By 1966 the Unilever network had a total generating capacity of nearly 30 MW and provided steam at 50, 110, 230 and 1,500 psi (3.4, 7.6, 15.9 and 103 bar).

In 1974, a further extension to Merseyside Power Station was undertaken and comprised a single high pressure boiler (rated at 104 tons/h), and two back pressure generating sets (5.8 MW)  operating at 102/45 bar.

The specification and condition of the boilers and turbines in the last few years of operation were as follows.
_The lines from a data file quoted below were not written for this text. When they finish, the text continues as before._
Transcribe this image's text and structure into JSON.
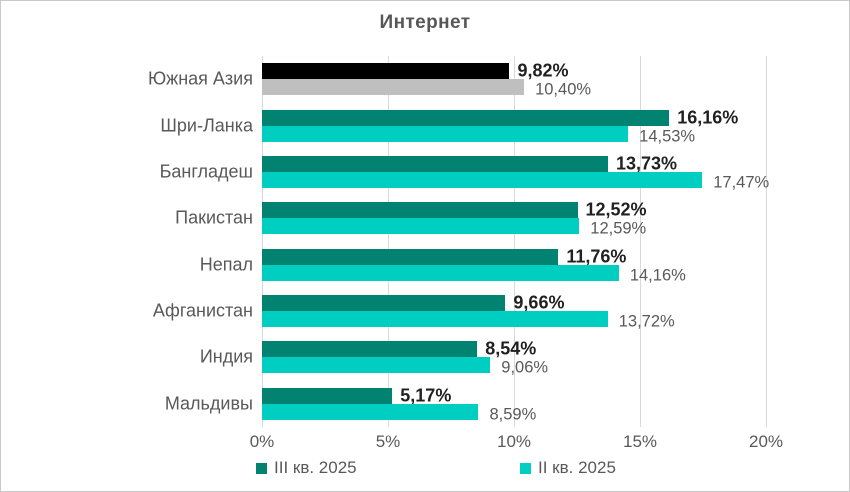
{
  "chart_data": {
    "type": "bar",
    "orientation": "horizontal",
    "title": "Интернет",
    "categories": [
      "Южная Азия",
      "Шри-Ланка",
      "Бангладеш",
      "Пакистан",
      "Непал",
      "Афганистан",
      "Индия",
      "Мальдивы"
    ],
    "series": [
      {
        "name": "III кв. 2025",
        "color": "#028270",
        "values": [
          9.82,
          16.16,
          13.73,
          12.52,
          11.76,
          9.66,
          8.54,
          5.17
        ],
        "labels": [
          "9,82%",
          "16,16%",
          "13,73%",
          "12,52%",
          "11,76%",
          "9,66%",
          "8,54%",
          "5,17%"
        ]
      },
      {
        "name": "II кв. 2025",
        "color": "#00CEC0",
        "values": [
          10.4,
          14.53,
          17.47,
          12.59,
          14.16,
          13.72,
          9.06,
          8.59
        ],
        "labels": [
          "10,40%",
          "14,53%",
          "17,47%",
          "12,59%",
          "14,16%",
          "13,72%",
          "9,06%",
          "8,59%"
        ]
      }
    ],
    "highlight": {
      "category": "Южная Азия",
      "series_colors": [
        "#000000",
        "#BFBFBF"
      ]
    },
    "x_ticks": [
      "0%",
      "5%",
      "10%",
      "15%",
      "20%"
    ],
    "xlim": [
      0,
      20
    ],
    "grid": true,
    "legend_position": "bottom"
  }
}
Merseyside power station - boilers
| Boiler Number | Capacity | Fuel | Steam pressure, psi | Notes | Condition c. 1990 |
|---|---|---|---|---|---|
| 1 |  | Heavy fuel oil (HFO) | 650 |  |  |
| 2 |  | HFO | 650 |  |  |
| 3 |  | HFO | 650 |  | Scrap |
| 4 |  | HFO | 650 |  | Scrap |
| 5 | 100 tons/h | HFO | 1500 | 4 burners, 8 gallons/minute, Bailey DCS controls | Never used |
| 6 | 100 tons/h | HFO | 1500 | 4 burners, 8 gallons/minute, pneumatic Bailey Miniline500 controllers | Standby |
| 7 | 100 tons/h | Coal | 1500 | Bailey DCS controls | Daily use |

Merseyside power station - turbines
| Turbine Number | Rating | Steam in, psi | Steam out, psi | Notes | Condition c. 1990 |
|---|---|---|---|---|---|
| P1 |  | 650 | 230 |  | Removed |
| P2 |  | 650 | 230 |  | Removed |
| P3 |  | 650 | 230 |  | Removed |
| S1 |  | 230 | 110 |  | Removed |
| S2 |  | 230 | 110 |  | Removed |
| T1 |  |  |  |  |  |
| T2 | 10 MW | 1500 | 650 | 11 kV | Unserviceable |
| T3 | 14 MW | 1500 | 110 | Extract at 230 psi, 11 kV | Daily use |

The requirement for steam was reduced by new manufacturing processes and the aging generating plant was decommissioned in 1998. Merseyside Power Station was subsequently demolished.